Экспансия - 3
Шрифт:
Во время гонки по шоссе в Читре (отсюда не более ста километров до Коста-Рики, <переход через Месанью обговорен, там ждет машина марки <линкольн>, через десять часов будете в Манагуа>) Личу, крепкий мулат в очках, что еще больше подчеркивало его спортивность, - бывают такие лица, которых очки в роговой оправе делают устремленно-агрессивными, - глотая слова, быстро объяснял ситуацию:
– Конечно, этого Франца было найти не просто! Первые два часа я был в отчаяньи! Потом решил посмотреть испанские имена, - и вот он, тепленький! Кстати, на границе с Колумбией, в горах, живет еще один никарагуанский немец, Альберт Петерс... Работает на кофейной плантации. Агроном у Санчеса-и-Масторги. За год они сделались самыми надежными
– Брокман здесь давно?– спросил Роумэн, дождавшись, пока Личу полез за сигаретой и начал ее прикуривать, иначе в разговор влезть было совершенно невозможно.– Почему он не пристроился на кофейные плантации? Он же большой мастер этого дела, к тому же специалист по лесу, хороший коммерсант.
– Послушайте, Макс, - ответил Личу, - не слишком ли многого вы от меня хотите?
– Сколько отсюда миль до этого самого Петерса?– задумчиво поинтересовался Роумэн.
– Много. Это другая сторона государства. Да и потом я не возьмусь доставить вас туда. Придется стрелять. Наверняка, дороги уже перекрывают. Мы с вами хорошо проскочили. У нас ведь, пока не дозвонятся до главного, палец о палец никто не ударит, на кой черт, еще не угодишь, голову снесут... Слава богу, американцы научили нас консультировать у юриста каждый шаг, стало чуть меньше произвола, а ведь раньше каждый алькальд в самом завалящем городишке мог делать все, что ему заблагорассудится! Все, понимаете, абсолютно все! В Агуадульсе местный алькальд издал приказ, запрещающий проезд повозок по городу. За нарушение - штраф. При повторном - арест. Люди спросили: <А на чем же привозить кирпичи на строящиеся здания?> А он ответил: <Это ваша забота. Повозки - прошлый век, неопрятно и остается навоз на улицах. Я хочу воспитывать молодое поколение горожан в духе культуры и преклонения перед прекрасным>. Честно-то говоря, хозяева повозок не уплатили ему сколько надо, а заработок у алькальдов грошовый, живут на п о д н о ш е н и я, тоже можно понять... Для того, чтобы жить сносно, в его руках только одно оружие - запретить другим все, что только можно. А можно - все... Во время выборов - он знал, что им недовольны, его люди обошли всех тех кто допущен до голосования, и предупредили: <Будешь заходить в кабинку - изуродуем и сожжем дом. Голосуй, не заходя за бархат! Чтоб все было на виду>...

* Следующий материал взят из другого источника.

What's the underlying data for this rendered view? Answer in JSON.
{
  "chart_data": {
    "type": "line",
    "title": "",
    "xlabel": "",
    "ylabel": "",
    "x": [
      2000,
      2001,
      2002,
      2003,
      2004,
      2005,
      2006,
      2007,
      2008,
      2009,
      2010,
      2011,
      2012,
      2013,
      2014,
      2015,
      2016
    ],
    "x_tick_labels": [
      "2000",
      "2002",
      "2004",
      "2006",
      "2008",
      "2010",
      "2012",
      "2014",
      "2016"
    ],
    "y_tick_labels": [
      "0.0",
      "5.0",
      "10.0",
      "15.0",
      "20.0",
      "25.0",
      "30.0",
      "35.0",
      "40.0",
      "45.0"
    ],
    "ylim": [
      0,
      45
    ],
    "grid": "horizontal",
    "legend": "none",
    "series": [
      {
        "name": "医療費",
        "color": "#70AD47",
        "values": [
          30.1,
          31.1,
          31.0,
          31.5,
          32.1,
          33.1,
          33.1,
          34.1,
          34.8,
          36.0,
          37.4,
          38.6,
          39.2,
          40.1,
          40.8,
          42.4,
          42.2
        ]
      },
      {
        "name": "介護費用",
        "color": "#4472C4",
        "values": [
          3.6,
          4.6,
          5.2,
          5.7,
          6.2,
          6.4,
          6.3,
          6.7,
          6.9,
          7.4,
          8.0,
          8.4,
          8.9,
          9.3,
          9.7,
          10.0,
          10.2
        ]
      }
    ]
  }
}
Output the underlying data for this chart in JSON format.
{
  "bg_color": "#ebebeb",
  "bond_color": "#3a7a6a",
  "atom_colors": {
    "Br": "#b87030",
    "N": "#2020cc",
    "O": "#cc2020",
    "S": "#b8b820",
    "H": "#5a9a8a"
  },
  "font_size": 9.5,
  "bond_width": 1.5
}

– Крепкий парень, - заметил Гуарази.– И чем же кончилось?
Личу пожал плечами:
– Девяносто семь процентов проголосовали за него чем еще это может кончиться?
– Но повозки ездят по городу, - заметил Роумэн.– И немало.
– Так этого алькальда пришлось нейтрализовать, - ответил Личу. Все-таки если самоуправство граничит с идиотизмом, приходится принимать волевые решения. Нельзя же до такой степени компрометировать институт государственной власти... Тем более, об этом узнали американцы, расписали в своей прессе, неприятно, согласитесь...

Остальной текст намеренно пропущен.